Algumas perguntas curtas: jogador com que mais gostaste de jogar? E que viste a jogar?
Por ter sido o meu 1º companheiro e termos jogado juntos quase uma vida – Namorado
Pela sua resiliência, capacidade de combate e exemplo com 3ª linha – Jean Pierre Rives
Dirigente mais importante na vida da Académica de Coimbra?
Nomear um, é dificil pois existiram vários que tiveram muita importância para a Académica. Mas destaco o “Toni”, pela sua visão e capacidade de implementar projectos que tiveram um enorme impacto na criação de estruturas e de jogadores de Rugby na Académica.
O que é ser membro da Académica de Coimbra?
É uma enorme responsabilidade pela sua História e Tradição. Sentimos que a secção de rugby Académica é mais do que um clube, é uma família e uma forma diferente de estarmos na vida. A Académica continua a ser a 4ª marca desportiva com maior notoriedade e que ultrapassa as rivalidades desportivas. Quem passa por esta casa, fica com esta paixão para o resto das nossas vidas.
Uma mensagem em especial para o rugby português, teus atletas, colegas e adeptos?
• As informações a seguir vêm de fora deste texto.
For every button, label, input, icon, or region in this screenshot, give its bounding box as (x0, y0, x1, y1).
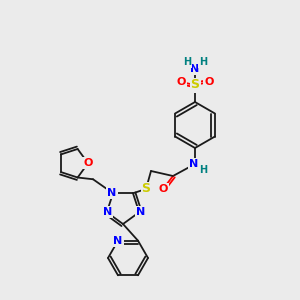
Text: S: S (190, 79, 200, 92)
Text: S: S (142, 182, 151, 196)
Text: N: N (189, 159, 199, 169)
Text: H: H (199, 57, 207, 67)
Text: H: H (183, 57, 191, 67)
Text: O: O (158, 184, 168, 194)
Text: N: N (103, 207, 112, 217)
Text: N: N (136, 207, 145, 217)
Text: O: O (83, 158, 93, 168)
Text: O: O (176, 77, 186, 87)
Text: N: N (190, 64, 200, 74)
Text: N: N (113, 236, 123, 246)
Text: N: N (107, 188, 117, 198)
Text: O: O (204, 77, 214, 87)
Text: H: H (199, 165, 207, 175)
Para o Rugby da A.A.C., agradeço o empenho de todos no desenvolvimento deste projecto e acreditem que juntos, podemos ir, ainda, mais longe.
Para o Rugby Português, saibamos aprender com os nossos recentes erros, saibamos unir-nos, ser ambiciosos e acreditarmos que ainda é possível apanharmos o comboio do sucesso do Rugby Mundial. Os nossos jovens, a nossa paixão e o Rugby exigem o nosso empenho.